In another place he says, "That the recalling of our king is this only way (for composure of affairs), is already grown almost as visible as true; and, were it but confessed of all of whom it is believed, I should quickly hear from the greatest part of this house what now it hears alone from me. Had we as little reason to fear as we have too much, that, if we bring not in the king, he either already is, or shortly may be, in a capacity of coming in unsent for; methinks the very knowledge of this right were enough to keep just persons, such as we would be conceived to be, from being accessary to his longer absence. We are already, and but justly, reported to have been the occasion of our prince's banishment; we may then, with reason and equal truth, for ought I know, be thought to have been the contrivers of it; unless we endeavour the contrary, by not suffering the mischief to continue longer which is in our power to remove."

Such passages as these, and the general tenor of public speeches, sermons, and pamphlets in the spring of 1660, show how little Monk can be justly said to have restored Charles II.; except so far that he did not persist in preventing it so long as he might have done.

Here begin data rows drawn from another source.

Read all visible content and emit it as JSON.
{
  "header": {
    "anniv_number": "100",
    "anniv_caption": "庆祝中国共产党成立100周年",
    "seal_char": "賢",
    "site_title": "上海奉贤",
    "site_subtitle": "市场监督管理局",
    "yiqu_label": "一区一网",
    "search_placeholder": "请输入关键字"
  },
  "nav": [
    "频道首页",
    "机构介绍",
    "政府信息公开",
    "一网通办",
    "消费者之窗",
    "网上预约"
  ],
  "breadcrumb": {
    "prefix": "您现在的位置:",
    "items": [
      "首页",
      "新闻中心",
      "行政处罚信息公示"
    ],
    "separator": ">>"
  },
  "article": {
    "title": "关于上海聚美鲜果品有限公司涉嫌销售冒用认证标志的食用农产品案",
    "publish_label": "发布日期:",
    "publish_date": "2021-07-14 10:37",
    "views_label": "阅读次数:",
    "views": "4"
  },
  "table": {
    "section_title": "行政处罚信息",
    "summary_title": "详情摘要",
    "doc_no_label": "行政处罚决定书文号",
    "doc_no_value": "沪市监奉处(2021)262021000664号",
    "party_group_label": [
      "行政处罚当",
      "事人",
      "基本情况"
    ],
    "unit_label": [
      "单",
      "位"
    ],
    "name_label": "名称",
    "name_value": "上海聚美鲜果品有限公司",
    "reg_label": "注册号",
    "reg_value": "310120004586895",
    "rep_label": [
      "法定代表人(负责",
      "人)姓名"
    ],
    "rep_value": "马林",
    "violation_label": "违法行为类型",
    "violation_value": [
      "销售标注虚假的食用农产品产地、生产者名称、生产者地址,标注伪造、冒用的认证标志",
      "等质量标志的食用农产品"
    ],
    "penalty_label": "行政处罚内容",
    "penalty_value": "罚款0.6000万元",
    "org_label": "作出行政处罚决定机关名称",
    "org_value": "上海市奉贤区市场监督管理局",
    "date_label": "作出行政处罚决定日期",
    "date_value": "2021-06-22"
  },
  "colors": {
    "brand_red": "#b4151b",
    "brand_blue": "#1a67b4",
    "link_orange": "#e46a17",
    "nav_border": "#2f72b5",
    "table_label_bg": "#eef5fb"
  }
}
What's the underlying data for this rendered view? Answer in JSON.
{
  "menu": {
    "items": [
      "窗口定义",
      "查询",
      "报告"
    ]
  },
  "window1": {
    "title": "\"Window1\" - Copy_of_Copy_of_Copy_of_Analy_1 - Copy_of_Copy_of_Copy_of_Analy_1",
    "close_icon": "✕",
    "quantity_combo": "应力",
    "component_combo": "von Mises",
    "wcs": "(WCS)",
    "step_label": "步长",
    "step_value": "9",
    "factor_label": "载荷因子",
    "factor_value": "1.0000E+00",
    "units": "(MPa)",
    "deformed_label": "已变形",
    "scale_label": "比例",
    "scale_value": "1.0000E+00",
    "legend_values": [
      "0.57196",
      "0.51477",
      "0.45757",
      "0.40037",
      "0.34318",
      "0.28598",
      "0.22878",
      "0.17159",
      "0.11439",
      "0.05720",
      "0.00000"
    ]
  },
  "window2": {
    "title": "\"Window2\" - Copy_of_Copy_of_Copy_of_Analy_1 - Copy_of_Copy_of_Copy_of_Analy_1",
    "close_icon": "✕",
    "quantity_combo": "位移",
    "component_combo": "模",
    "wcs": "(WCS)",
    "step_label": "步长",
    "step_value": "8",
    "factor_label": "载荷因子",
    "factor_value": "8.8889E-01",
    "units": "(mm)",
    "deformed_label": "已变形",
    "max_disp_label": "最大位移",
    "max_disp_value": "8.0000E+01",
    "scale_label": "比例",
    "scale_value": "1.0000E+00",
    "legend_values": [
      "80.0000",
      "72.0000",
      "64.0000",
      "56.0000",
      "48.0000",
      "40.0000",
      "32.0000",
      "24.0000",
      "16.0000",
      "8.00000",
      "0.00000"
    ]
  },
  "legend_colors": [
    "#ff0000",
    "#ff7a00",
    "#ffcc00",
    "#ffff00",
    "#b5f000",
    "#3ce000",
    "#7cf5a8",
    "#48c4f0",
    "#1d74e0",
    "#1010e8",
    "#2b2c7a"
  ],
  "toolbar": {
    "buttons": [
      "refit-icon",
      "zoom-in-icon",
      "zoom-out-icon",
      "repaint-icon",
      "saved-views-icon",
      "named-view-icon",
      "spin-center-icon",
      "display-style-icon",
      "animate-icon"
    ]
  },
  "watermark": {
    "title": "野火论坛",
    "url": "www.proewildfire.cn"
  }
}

[498] Clarendon State Papers, 711.

[499] Id. 696.

[500] Id. 678 et post. He wrote a letter (Jan. 21) to the gentry of Devon, who had petitioned the speaker for the re-admission of the secluded members, objecting to that measure as likely to bring in monarchy, very judicious, and with an air of sincerity that might deceive any one; and after the restoration of these secluded members, he made a speech to them (Feb. 21), strongly against monarchy; and that so ingenuously, upon such good reasons, so much without invective or fanaticism, that the professional hypocrites, who were used to their own tone of imposture, were deceived by his. Cromwell was a mere bungler to him. See these in Harris's Charles II. 296, or Somers Tracts, vi. 551. It cannot be wondered at that the royalists were exasperated at Monk's behaviour. They published abusive pamphlets against him in February, from which Kennet, in his Register, p. 53, gives quotations. "Whereas he was the common hopes of all men, he is now the common hatred of all men, as a traitor more detestable than Oliver himself, who, though he manacled the citizens' hands, yet never took away the doors of the city," and so forth. It appears by the letters of Mordaunt and Broderick to Hyde, and by those of Hyde himself in the Clarendon Papers, that they had no sort of confidence in Monk till near the end of March; though Barwick, another of his correspondents, seems to have had more insight into the general's designs (Thurloe, 852, 860, 870), who had expressed himself to a friend of the writer, probably Clobery, fully in favour of the king, before March 19.

[501] Clar. 699, 705; Thurloe, vii. 860, 870.

[502] A correspondent of Ormond writes, March 16: "This night the fatal long parliament hath dissolved itself. All this appears well; but I believe we shall not be settled upon our ancient foundations without a war, for which all prepare vigorously and openly."—Carte's Letters, ii. 513. It appears also from a letter of Massey to Hyde, that a rising in different counties was intended. Thurloe, 854.